Week In Perspective: Markets struggles as Fed does the expected [17-Dec-21]

Updated: 17-Dec-21

A weekly recap of market activity and events, featuring commentary, analysis written with individual investors in mind.

Week in perspective provided by Briefing.com. Briefing.com offers live market analysis on their web site www.Briefing.com

After the S&P 500 ended last week at a closing record high, the benchmark index fell 1.9% this week, as investors took profits and digested the FOMC policy decision. The Russell 2000 (-1.7%) and Dow Jones Industrial Average (-1.7%) both declined 1.7% while the Nasdaq Composite (-3.0%) underperformed with a 3.0% decline. 

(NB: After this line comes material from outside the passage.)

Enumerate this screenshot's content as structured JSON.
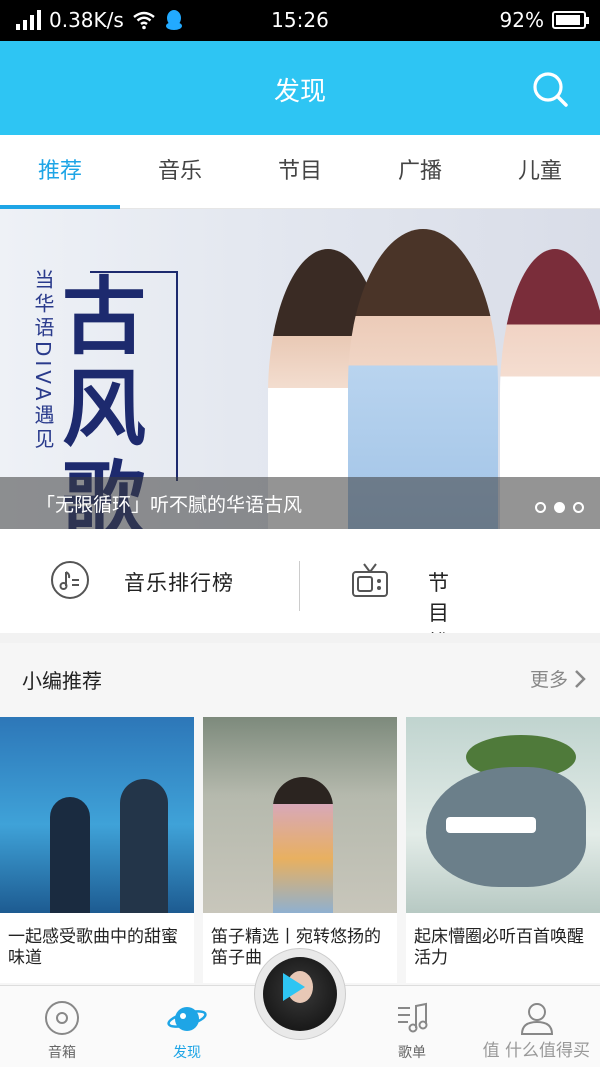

As expected, the Fed left the target range for the fed funds rate unchanged at 0.00-0.25%, said it will double the reduction of asset purchases to $30 billion per month ($20 billion for Treasuries and $10 billion for agency MBS), and signaled three rate hikes in 2022 amid expectations for continued inflation pressures.

On a related note, the Producer Price Index for November came in hotter than expected, with the index for final demand up 0.8% month-over-month (Briefing.com consensus 0.5%) and up 9.6% year-over-year.

Interestingly, the only day the S&P 500 closed higher was Fed decision day, and that was largely due to short-covering activity on the view that Fed Chair Powell didn't sound as hawkish as feared. The market fumbled that rally over the next two days, leaving the sectors mixed by week's end.

The information technology (-5.1%), consumer discretionary (-4.3%), and energy (-5.0%) sectors were the weakest performers with losses over 4.0%. The defensive-oriented health care (+2.5%), real estate (+1.6%), consumer staples (+1.2%), and utilities (+1.2%) sectors rose more than 1.0%. 

With Apple (AAPL) nearly hitting a $3.0 trillion market capitalization, investors presumably felt it was appropriate to take profits, especially when also taking into consideration downside guidance from Adobe (ADBE) and the continuing spread of the coronavirus. 

The 10-yr yield fell nine basis points to 1.40% amid increased demand while the 2-yr yield decreased two basis points 0.64% despite the Fed signaling three rate hikes next year. 

Elsewhere, the Bank of England increased its bank rate by 15 basis points to 0.25% in a surprise move. The European Central Bank and Bank of Japan left rates unchanged, as expected, and announced a further tapering of asset purchases.